Possibly the best account is in the Caledonian Mercury. It would appear it's a ploy from unionists parties to derail the SNP's Referendum Bill.
Under Holyrood rules, each party gets the chance, in turn, to chair an ad hoc committee. Before the business bureau's decision to send Margo's Bill to one of these committees, the libdems were to provide the convener of an ad hoc committee overseeing a minor bill on Scottish charity law reform and the Nationalists would have had the convenership of the ad hoc Referendum Bill committee.
But now, because the Assisted Dying Bill will come first in the queue, the libdems will chair that ad hoc committee, leaving the SNP, who are next in line, chairing the Charity Bill committee and a Labour MSP chairing the Referendum Bill committee.
It means that a Unionist party convener will have the casting vote on the committee and will be able, along with the committee clerk, to set the timetable of meetings. Crucially, he or she will also have the biggest say in deciding on the amount of consideration the committee should give to the Bill.
That means that the committee, with a Unionist party majority, could decide to curtail committee debate and send the Bill to Parliament at an early stage, where, because of the Unionist majority among MSPs, it is certain to be voted down within weeks.
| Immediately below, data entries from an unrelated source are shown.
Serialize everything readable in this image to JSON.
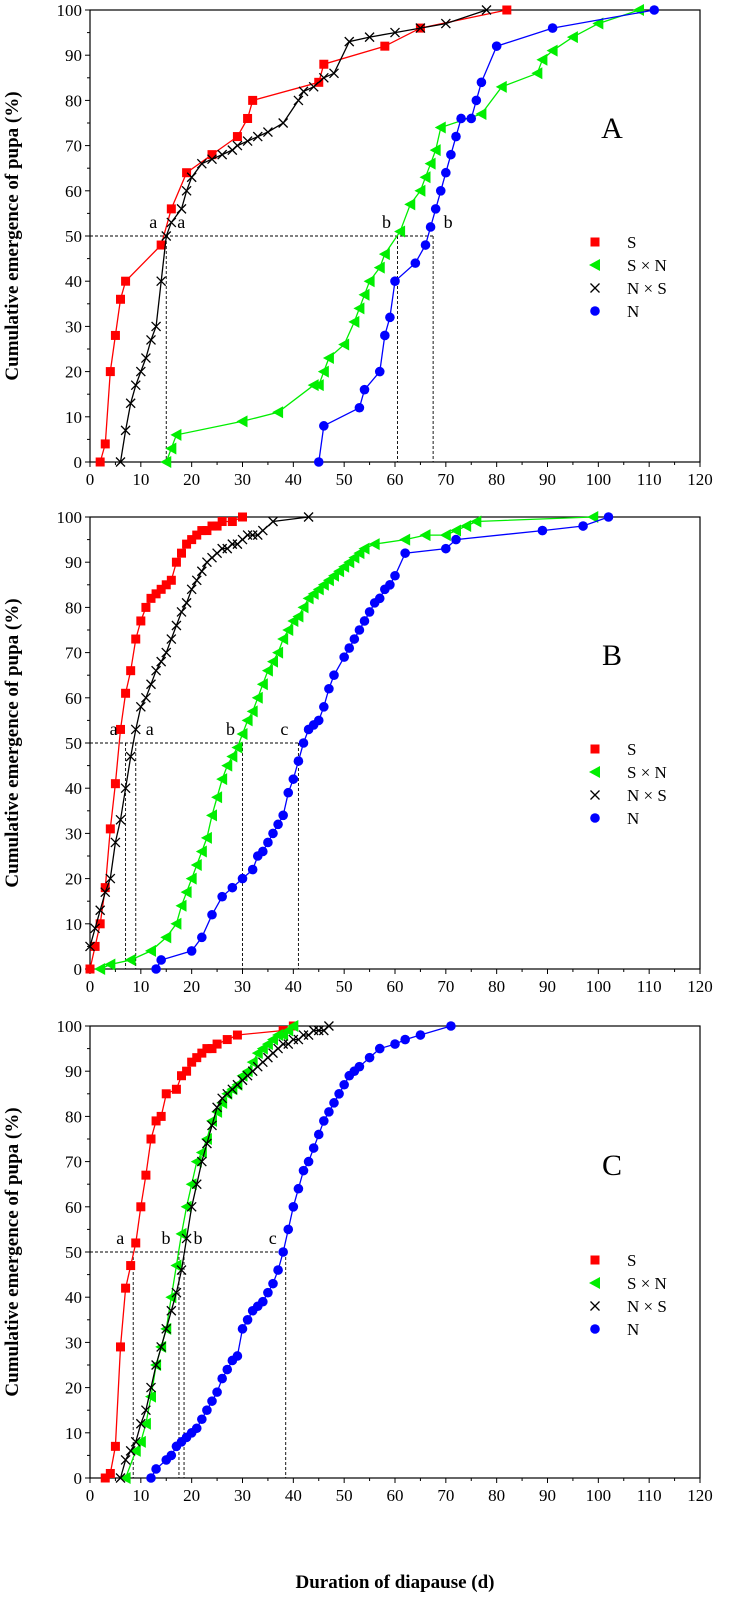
{
  "figure": {
    "xlabel": "Duration of diapause (d)",
    "ylabel": "Cumulative emergence of pupa (%)"
  },
  "series_style": [
    {
      "key": "S",
      "color": "#ff0000",
      "marker": "square"
    },
    {
      "key": "SxN",
      "color": "#00ee00",
      "marker": "triangle-left"
    },
    {
      "key": "NxS",
      "color": "#000000",
      "marker": "x"
    },
    {
      "key": "N",
      "color": "#0000ff",
      "marker": "circle"
    }
  ],
  "chart_data": [
    {
      "type": "line",
      "panel": "A",
      "xlim": [
        0,
        120
      ],
      "ylim": [
        0,
        100
      ],
      "xticks": [
        0,
        10,
        20,
        30,
        40,
        50,
        60,
        70,
        80,
        90,
        100,
        110,
        120
      ],
      "yticks": [
        0,
        10,
        20,
        30,
        40,
        50,
        60,
        70,
        80,
        90,
        100
      ],
      "legend": [
        "S",
        "S × N",
        "N × S",
        "N"
      ],
      "series": [
        {
          "name": "S",
          "x": [
            2,
            3,
            4,
            5,
            6,
            7,
            14,
            16,
            19,
            24,
            29,
            31,
            32,
            45,
            46,
            58,
            65,
            82
          ],
          "y": [
            0,
            4,
            20,
            28,
            36,
            40,
            48,
            56,
            64,
            68,
            72,
            76,
            80,
            84,
            88,
            92,
            96,
            100
          ]
        },
        {
          "name": "S × N",
          "x": [
            15,
            16,
            17,
            30,
            37,
            44,
            45,
            46,
            47,
            50,
            52,
            53,
            54,
            55,
            57,
            58,
            61,
            63,
            65,
            66,
            67,
            68,
            69,
            77,
            81,
            88,
            89,
            91,
            95,
            100,
            108
          ],
          "y": [
            0,
            3,
            6,
            9,
            11,
            17,
            17,
            20,
            23,
            26,
            31,
            34,
            37,
            40,
            43,
            46,
            51,
            57,
            60,
            63,
            66,
            69,
            74,
            77,
            83,
            86,
            89,
            91,
            94,
            97,
            100
          ]
        },
        {
          "name": "N × S",
          "x": [
            6,
            7,
            8,
            9,
            10,
            11,
            12,
            13,
            14,
            15,
            16,
            18,
            19,
            20,
            22,
            24,
            26,
            28,
            29,
            31,
            33,
            35,
            38,
            41,
            42,
            44,
            46,
            48,
            51,
            55,
            60,
            65,
            70,
            78
          ],
          "y": [
            0,
            7,
            13,
            17,
            20,
            23,
            27,
            30,
            40,
            50,
            53,
            56,
            60,
            63,
            66,
            67,
            68,
            69,
            70,
            71,
            72,
            73,
            75,
            80,
            82,
            83,
            85,
            86,
            93,
            94,
            95,
            96,
            97,
            100
          ]
        },
        {
          "name": "N",
          "x": [
            45,
            46,
            53,
            54,
            57,
            58,
            59,
            60,
            64,
            66,
            67,
            68,
            69,
            70,
            71,
            72,
            73,
            75,
            76,
            77,
            80,
            91,
            111
          ],
          "y": [
            0,
            8,
            12,
            16,
            20,
            28,
            32,
            40,
            44,
            48,
            52,
            56,
            60,
            64,
            68,
            72,
            76,
            76,
            80,
            84,
            92,
            96,
            100
          ]
        }
      ],
      "annotations": [
        {
          "text": "a",
          "x": 15,
          "y": 50
        },
        {
          "text": "a",
          "x": 15,
          "y": 50
        },
        {
          "text": "b",
          "x": 60.5,
          "y": 50
        },
        {
          "text": "b",
          "x": 67.5,
          "y": 50
        }
      ],
      "reference_lines": {
        "y": 50,
        "x": [
          15,
          60.5,
          67.5
        ]
      }
    },
    {
      "type": "line",
      "panel": "B",
      "xlim": [
        0,
        120
      ],
      "ylim": [
        0,
        100
      ],
      "xticks": [
        0,
        10,
        20,
        30,
        40,
        50,
        60,
        70,
        80,
        90,
        100,
        110,
        120
      ],
      "yticks": [
        0,
        10,
        20,
        30,
        40,
        50,
        60,
        70,
        80,
        90,
        100
      ],
      "legend": [
        "S",
        "S × N",
        "N × S",
        "N"
      ],
      "series": [
        {
          "name": "S",
          "x": [
            0,
            1,
            2,
            3,
            4,
            5,
            6,
            7,
            8,
            9,
            10,
            11,
            12,
            13,
            14,
            15,
            16,
            17,
            18,
            19,
            20,
            21,
            22,
            23,
            24,
            25,
            26,
            28,
            30
          ],
          "y": [
            0,
            5,
            10,
            18,
            31,
            41,
            53,
            61,
            66,
            73,
            77,
            80,
            82,
            83,
            84,
            85,
            86,
            90,
            92,
            94,
            95,
            96,
            97,
            97,
            98,
            98,
            99,
            99,
            100
          ]
        },
        {
          "name": "S × N",
          "x": [
            2,
            4,
            8,
            12,
            15,
            17,
            18,
            19,
            20,
            21,
            22,
            23,
            24,
            25,
            26,
            27,
            28,
            29,
            30,
            31,
            32,
            33,
            34,
            35,
            36,
            37,
            38,
            39,
            40,
            41,
            42,
            43,
            44,
            45,
            46,
            47,
            48,
            49,
            50,
            51,
            52,
            53,
            54,
            56,
            62,
            66,
            70,
            72,
            74,
            76,
            99
          ],
          "y": [
            0,
            1,
            2,
            4,
            7,
            10,
            14,
            17,
            20,
            23,
            26,
            29,
            34,
            38,
            42,
            45,
            47,
            49,
            52,
            55,
            57,
            60,
            63,
            66,
            68,
            70,
            73,
            75,
            77,
            78,
            80,
            82,
            83,
            84,
            85,
            86,
            87,
            88,
            89,
            90,
            91,
            92,
            93,
            94,
            95,
            96,
            96,
            97,
            98,
            99,
            100
          ]
        },
        {
          "name": "N × S",
          "x": [
            0,
            1,
            2,
            3,
            4,
            5,
            6,
            7,
            8,
            9,
            10,
            11,
            12,
            13,
            14,
            15,
            16,
            17,
            18,
            19,
            20,
            21,
            22,
            23,
            24,
            25,
            26,
            27,
            28,
            29,
            30,
            31,
            32,
            33,
            34,
            36,
            43
          ],
          "y": [
            5,
            9,
            13,
            17,
            20,
            28,
            33,
            40,
            47,
            53,
            58,
            60,
            63,
            66,
            68,
            70,
            73,
            76,
            79,
            81,
            84,
            86,
            88,
            90,
            91,
            92,
            93,
            93,
            94,
            94,
            95,
            96,
            96,
            96,
            97,
            99,
            100
          ]
        },
        {
          "name": "N",
          "x": [
            13,
            14,
            20,
            22,
            24,
            26,
            28,
            30,
            32,
            33,
            34,
            35,
            36,
            37,
            38,
            39,
            40,
            41,
            42,
            43,
            44,
            45,
            46,
            47,
            48,
            50,
            51,
            52,
            53,
            54,
            55,
            56,
            57,
            58,
            59,
            60,
            62,
            70,
            72,
            89,
            97,
            102
          ],
          "y": [
            0,
            2,
            4,
            7,
            12,
            16,
            18,
            20,
            22,
            25,
            26,
            28,
            30,
            32,
            34,
            39,
            42,
            46,
            50,
            53,
            54,
            55,
            58,
            62,
            65,
            69,
            71,
            73,
            75,
            77,
            79,
            81,
            82,
            84,
            85,
            87,
            92,
            93,
            95,
            97,
            98,
            100
          ]
        }
      ],
      "annotations": [
        {
          "text": "a",
          "x": 7,
          "y": 50
        },
        {
          "text": "a",
          "x": 9,
          "y": 50
        },
        {
          "text": "b",
          "x": 30,
          "y": 50
        },
        {
          "text": "c",
          "x": 41,
          "y": 50
        }
      ],
      "reference_lines": {
        "y": 50,
        "x": [
          7,
          9,
          30,
          41
        ]
      }
    },
    {
      "type": "line",
      "panel": "C",
      "xlim": [
        0,
        120
      ],
      "ylim": [
        0,
        100
      ],
      "xticks": [
        0,
        10,
        20,
        30,
        40,
        50,
        60,
        70,
        80,
        90,
        100,
        110,
        120
      ],
      "yticks": [
        0,
        10,
        20,
        30,
        40,
        50,
        60,
        70,
        80,
        90,
        100
      ],
      "legend": [
        "S",
        "S × N",
        "N × S",
        "N"
      ],
      "series": [
        {
          "name": "S",
          "x": [
            3,
            4,
            5,
            6,
            7,
            8,
            9,
            10,
            11,
            12,
            13,
            14,
            15,
            17,
            18,
            19,
            20,
            21,
            22,
            23,
            24,
            25,
            27,
            29,
            38,
            40
          ],
          "y": [
            0,
            1,
            7,
            29,
            42,
            47,
            52,
            60,
            67,
            75,
            79,
            80,
            85,
            86,
            89,
            90,
            92,
            93,
            94,
            95,
            95,
            96,
            97,
            98,
            99,
            100
          ]
        },
        {
          "name": "S × N",
          "x": [
            7,
            9,
            10,
            11,
            12,
            13,
            14,
            15,
            16,
            17,
            18,
            19,
            20,
            21,
            22,
            23,
            24,
            25,
            26,
            27,
            28,
            29,
            30,
            31,
            32,
            33,
            34,
            35,
            36,
            37,
            38,
            39,
            40
          ],
          "y": [
            0,
            6,
            8,
            12,
            18,
            25,
            29,
            33,
            40,
            47,
            54,
            60,
            65,
            70,
            72,
            75,
            79,
            81,
            83,
            85,
            86,
            87,
            89,
            90,
            92,
            94,
            95,
            96,
            97,
            98,
            98,
            99,
            100
          ]
        },
        {
          "name": "N × S",
          "x": [
            6,
            7,
            8,
            9,
            10,
            11,
            12,
            13,
            14,
            15,
            16,
            17,
            18,
            19,
            20,
            21,
            22,
            23,
            24,
            25,
            26,
            27,
            28,
            29,
            30,
            31,
            32,
            33,
            34,
            35,
            36,
            37,
            38,
            39,
            40,
            41,
            42,
            43,
            44,
            45,
            46,
            47
          ],
          "y": [
            0,
            4,
            6,
            8,
            12,
            15,
            20,
            25,
            29,
            33,
            37,
            41,
            46,
            53,
            60,
            65,
            70,
            74,
            78,
            82,
            84,
            85,
            86,
            87,
            88,
            89,
            90,
            91,
            92,
            93,
            94,
            95,
            96,
            96,
            97,
            97,
            98,
            98,
            99,
            99,
            99,
            100
          ]
        },
        {
          "name": "N",
          "x": [
            12,
            13,
            15,
            16,
            17,
            18,
            19,
            20,
            21,
            22,
            23,
            24,
            25,
            26,
            27,
            28,
            29,
            30,
            31,
            32,
            33,
            34,
            35,
            36,
            37,
            38,
            39,
            40,
            41,
            42,
            43,
            44,
            45,
            46,
            47,
            48,
            49,
            50,
            51,
            52,
            53,
            55,
            57,
            60,
            62,
            65,
            71
          ],
          "y": [
            0,
            2,
            4,
            5,
            7,
            8,
            9,
            10,
            11,
            13,
            15,
            17,
            19,
            22,
            24,
            26,
            27,
            33,
            35,
            37,
            38,
            39,
            41,
            43,
            46,
            50,
            55,
            60,
            64,
            68,
            70,
            73,
            76,
            79,
            81,
            83,
            85,
            87,
            89,
            90,
            91,
            93,
            95,
            96,
            97,
            98,
            100
          ]
        }
      ],
      "annotations": [
        {
          "text": "a",
          "x": 8.5,
          "y": 50
        },
        {
          "text": "b",
          "x": 17.5,
          "y": 50
        },
        {
          "text": "b",
          "x": 18.5,
          "y": 50
        },
        {
          "text": "c",
          "x": 38.5,
          "y": 50
        }
      ],
      "reference_lines": {
        "y": 50,
        "x": [
          8.5,
          17.5,
          18.5,
          38.5
        ]
      }
    }
  ]
}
It has been widely thought that Mr Salmond wanted to keep the Referendum Bill alive for as long as possible and certainly until the General Election campaign got underway.
The wrangle has led to unprecedented divisions in the business bureau which became public when a spokesman for Bruce Crawford, the SNP's Minister for Parliament, said: "This decision (on the Assisted Dying Bill) was the wrong decision. It sets an unfortunate precedent.
"This Bill deals with matters of conscience and should be dealt with by the normal subject committee."
Margo MacDonald wrote to the Presiding Officer saying she was "surprised and puzzled" by the business bureau's decision on her Bill. She also asked for assurance that the bureau has good reason for this unexpected decision.
"The Bill has become enmeshed in the politics of how and when the government's Referendum Bill would be presented and the convenership of its ad hoc committee decided..."
"If we are to determine such matters as the processing of Bills according to the personal beliefs of business managers, then as a Parliament, I fear we have moved too far from the words on the Parliament's mace for us to claim to speak for all of the people who trust us to govern fairly and transparently."
Margo's Bill deserves to be considered by the Health Committee, not because ex-GPs sit on it, but because it's the proper committee to deal with it. They will also be handling proposed legislation concerning palliative care and the two subjects are very much inter-related. This is an important Bill and very obviously falls under the health remit. It requires wide debate.